Resmi kayıtlara göre 34 kişinin katledildiği, yüzlerce kişinin yaralandığı 1 Mayıs 1977'deki Taksim mitingi dönemin kanlı komünist terör örneklerinden yalnızca bir tanesidir.
Tüm dünyayı saran komünist ideoloji üniversitelerde de oldukça büyük bir zemin bulmuştu. Ders programlarına büyük oranda materyalist-komünist literatür hakimdi.
O yıllarda Adnan Oktar’ın eğitim gördüğü Mimar Sinan Üniversitesi de çeşitli Marksist-komünist örgütlerin etkisi altındaydı. Öğretim üyelerinin bir kısmı derslerde açıkça materyalist felsefe ve Darwinizm propagandası yapıyorlardı. Öğrenciler arasında da Darwinist-materyalist inanç çok yaygındı.
İşte bu vahim manzara karşısında Sn. Adnan Oktar, Türkiye’yi kaçınılmaz bir felakete doğru sürükleyen komünizm belasının sözde bilimsel dayanağı olan Darwinizm’e karşı bilimsel bir mücadele yürütme kararı aldı. Zira, Darwinizm’in bilimsel olarak çökertilmesinin komünist çevreler için büyük bir yenilgi anlamına geleceğini henüz lise yıllarında fark etmiş, dünyayı saran felaketlerin, savaşların, karışıklıkların, anarşinin, isyanların, ihtilallerin ardında Darwinizm ve materyalizm belası olduğunu, komünizmin ve tüm sol ideolojilerin temel dayanağını ortadan kaldırmak için Darwinist-materyalist felsefeyi ilmen ve fikren çürütmek gerektiğini görmüştü.
Nitekim, o yıllarda din karşıtlığının ve "komünizmin kalesi" olarak ünlenmiş Mimar Sinan Üniversitesi Güzel Sanatlar Fakültesi’ni özel olarak tercih etme sebebi de, Marksist görüşün hakim olduğu o ortama girerek materyalizmin ve Darwinizm’in geçersizliğini anlatabilmekti.

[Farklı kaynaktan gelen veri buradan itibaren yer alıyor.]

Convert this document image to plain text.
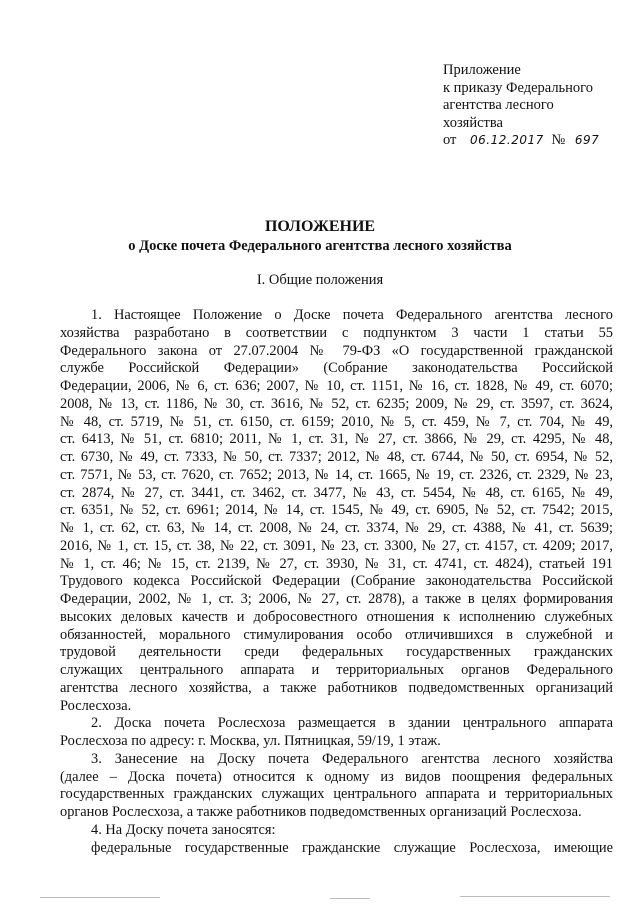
Приложение
к приказу Федерального
агентства лесного
хозяйства
от 06.12.2017 № 697
ПОЛОЖЕНИЕ
о Доске почета Федерального агентства лесного хозяйства
I. Общие положения
1. Настоящее Положение о Доске почета Федерального агентства лесного
хозяйства разработано в соответствии с подпунктом 3 части 1 статьи 55
Федерального закона от 27.07.2004 № 79-ФЗ «О государственной гражданской
службе Российской Федерации» (Собрание законодательства Российской
Федерации, 2006, № 6, ст. 636; 2007, № 10, ст. 1151, № 16, ст. 1828, № 49, ст. 6070;
2008, № 13, ст. 1186, № 30, ст. 3616, № 52, ст. 6235; 2009, № 29, ст. 3597, ст. 3624,
№ 48, ст. 5719, № 51, ст. 6150, ст. 6159; 2010, № 5, ст. 459, № 7, ст. 704, № 49,
ст. 6413, № 51, ст. 6810; 2011, № 1, ст. 31, № 27, ст. 3866, № 29, ст. 4295, № 48,
ст. 6730, № 49, ст. 7333, № 50, ст. 7337; 2012, № 48, ст. 6744, № 50, ст. 6954, № 52,
ст. 7571, № 53, ст. 7620, ст. 7652; 2013, № 14, ст. 1665, № 19, ст. 2326, ст. 2329, № 23,
ст. 2874, № 27, ст. 3441, ст. 3462, ст. 3477, № 43, ст. 5454, № 48, ст. 6165, № 49,
ст. 6351, № 52, ст. 6961; 2014, № 14, ст. 1545, № 49, ст. 6905, № 52, ст. 7542; 2015,
№ 1, ст. 62, ст. 63, № 14, ст. 2008, № 24, ст. 3374, № 29, ст. 4388, № 41, ст. 5639;
2016, № 1, ст. 15, ст. 38, № 22, ст. 3091, № 23, ст. 3300, № 27, ст. 4157, ст. 4209; 2017,
№ 1, ст. 46; № 15, ст. 2139, № 27, ст. 3930, № 31, ст. 4741, ст. 4824), статьей 191
Трудового кодекса Российской Федерации (Собрание законодательства Российской
Федерации, 2002, № 1, ст. 3; 2006, № 27, ст. 2878), а также в целях формирования
высоких деловых качеств и добросовестного отношения к исполнению служебных
обязанностей, морального стимулирования особо отличившихся в служебной и
трудовой деятельности среди федеральных государственных гражданских
служащих центрального аппарата и территориальных органов Федерального
агентства лесного хозяйства, а также работников подведомственных организаций
Рослесхоза.
2. Доска почета Рослесхоза размещается в здании центрального аппарата
Рослесхоза по адресу: г. Москва, ул. Пятницкая, 59/19, 1 этаж.
3. Занесение на Доску почета Федерального агентства лесного хозяйства
(далее – Доска почета) относится к одному из видов поощрения федеральных
государственных гражданских служащих центрального аппарата и территориальных
органов Рослесхоза, а также работников подведомственных организаций Рослесхоза.
4. На Доску почета заносятся:
федеральные государственные гражданские служащие Рослесхоза, имеющие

Bu amaç doğrultusunda Sn. Adnan Oktar öğretim üyeleri de dahil olmak üzere üniversite ortamındaki herkese Darwinizm'in bilimsel geçersizliğini, Allah'ın varlığını bilimsel olarak ispatlayan Yaratılış mucizelerini anlatmaya başladı. Bu arada, tüm masraflarını ailesinden kendisine kalan gayri menkulleri satarak kendisinin karşıladığı ve üniversitede ücretsiz olarak dağıttığı Evrim Teorisi isimli bir kitapçık çıkardı.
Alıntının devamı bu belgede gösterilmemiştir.